Une majorité de pays sont désormais favorables à une réglementation internationale sur les armes autonomes, également appelées "robots tueurs", a affirmé lundi Human Rights Watch, en publiant un rapport sur les positions en la matière de 97 pays.

"Chaque pays a le devoir de protéger l'humanité de ces évolutions dangereuses", a estimé Mary Wareham, directrice du plaidoyer auprès de la division Armes de HRW et coordinatrice de la Campagne contre les robots tueurs, ces systèmes d'armement automatisés capables d'identifier et d'éliminer des cibles sans qu'une action humaine soit nécessaire.

"Placer l’usage de la force hors de tout contrôle humain est désormais largement considéré comme une grave menace pour l’humanité qui mérite une action préventive multilatérale urgente", a plaidé la responsable.

Elle s'est félicité d'un soutien croissant à l'interdiction de ces armes, comme le montre un rapport de l'organisation qui a examiné les positions de 97 pays: "La grande majorité d’entre eux considère que le maintien d’un contrôle et d’une prise de décision par des humains est une condition essentielle à l’acceptabilité et à la légalité internationale des systèmes d’armement".

"La plupart de ces pays ont exprimé le désir qu’un nouveau traité soit adopté imposant le maintien du contrôle humain sur l’usage de la force, dont 30 qui ont pris explicitement position en faveur d’une interdiction pure et simple des armes totalement autonomes", selon HRW.

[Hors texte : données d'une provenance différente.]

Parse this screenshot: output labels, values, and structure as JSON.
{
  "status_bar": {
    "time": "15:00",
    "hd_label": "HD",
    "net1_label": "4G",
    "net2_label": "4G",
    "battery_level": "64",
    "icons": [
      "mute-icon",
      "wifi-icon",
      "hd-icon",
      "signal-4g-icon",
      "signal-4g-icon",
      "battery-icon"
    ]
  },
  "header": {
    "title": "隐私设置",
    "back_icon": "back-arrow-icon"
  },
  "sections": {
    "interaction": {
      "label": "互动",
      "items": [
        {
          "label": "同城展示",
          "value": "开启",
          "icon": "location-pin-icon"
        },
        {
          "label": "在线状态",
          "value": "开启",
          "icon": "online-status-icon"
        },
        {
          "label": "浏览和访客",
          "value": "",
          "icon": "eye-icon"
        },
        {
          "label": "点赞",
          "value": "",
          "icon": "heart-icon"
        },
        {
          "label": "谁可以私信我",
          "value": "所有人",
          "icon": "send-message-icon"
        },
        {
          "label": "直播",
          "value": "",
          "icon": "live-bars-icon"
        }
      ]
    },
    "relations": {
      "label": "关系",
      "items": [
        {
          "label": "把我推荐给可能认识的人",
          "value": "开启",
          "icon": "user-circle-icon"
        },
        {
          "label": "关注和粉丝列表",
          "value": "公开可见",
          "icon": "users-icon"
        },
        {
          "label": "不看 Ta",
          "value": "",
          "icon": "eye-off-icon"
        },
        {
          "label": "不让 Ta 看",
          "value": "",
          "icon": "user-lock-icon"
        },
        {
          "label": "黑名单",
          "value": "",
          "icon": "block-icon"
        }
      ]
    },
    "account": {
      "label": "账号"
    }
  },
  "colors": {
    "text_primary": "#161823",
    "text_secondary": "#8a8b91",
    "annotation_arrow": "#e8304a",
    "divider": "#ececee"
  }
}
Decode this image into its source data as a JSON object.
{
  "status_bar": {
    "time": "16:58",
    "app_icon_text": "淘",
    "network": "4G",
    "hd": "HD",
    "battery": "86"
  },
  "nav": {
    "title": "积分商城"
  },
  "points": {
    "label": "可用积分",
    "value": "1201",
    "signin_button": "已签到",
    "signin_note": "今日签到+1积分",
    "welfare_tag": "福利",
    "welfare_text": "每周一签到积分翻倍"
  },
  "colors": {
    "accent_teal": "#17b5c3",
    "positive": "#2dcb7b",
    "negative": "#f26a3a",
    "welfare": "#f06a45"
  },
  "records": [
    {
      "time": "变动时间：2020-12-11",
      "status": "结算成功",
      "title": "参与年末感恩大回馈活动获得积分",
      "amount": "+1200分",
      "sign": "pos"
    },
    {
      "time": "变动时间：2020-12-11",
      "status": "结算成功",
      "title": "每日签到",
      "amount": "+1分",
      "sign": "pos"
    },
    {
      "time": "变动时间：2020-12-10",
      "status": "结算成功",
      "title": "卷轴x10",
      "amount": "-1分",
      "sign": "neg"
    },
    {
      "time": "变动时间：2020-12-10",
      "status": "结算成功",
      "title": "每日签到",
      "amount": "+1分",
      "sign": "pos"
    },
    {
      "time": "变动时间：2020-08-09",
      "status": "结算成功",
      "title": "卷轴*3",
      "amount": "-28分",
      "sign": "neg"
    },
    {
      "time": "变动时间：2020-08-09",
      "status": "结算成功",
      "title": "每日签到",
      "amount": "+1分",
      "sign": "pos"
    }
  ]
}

Le rapport avait été préparé en vue d'une réunion de la Convention sur les armes classiques (CCAC) sur les robots tueurs qui devait s'ouvrir à l'ONU à Genève (Suisse) ce lundi mais a été reportée à l'automne prochain.

Mais "la technologie progresse clairement alors que certains des efforts diplomatiques ralentissent", a regretté Steve Goose, directeur de la division Armes de HRW.

HWR déplore notamment qu'"un petit nombre de puissances militaires – notamment la Russie et les États-Unis – (aient) bloqué les progrès vers une réglementation, tout en investissant massivement dans les applications militaires de l’intelligence artificielle et en développant des systèmes d’armes autonomes aériennes, terrestres et maritimes". Les décisions de la CCAC sont prises par consensus.

Depuis 2017, un groupe d'experts a défini, dans le cadre de la CCAC, 11 principes endossés par 121 pays, où revient constamment l'idée du maintien, en toutes circonstances, d'une forme de contrôle humain.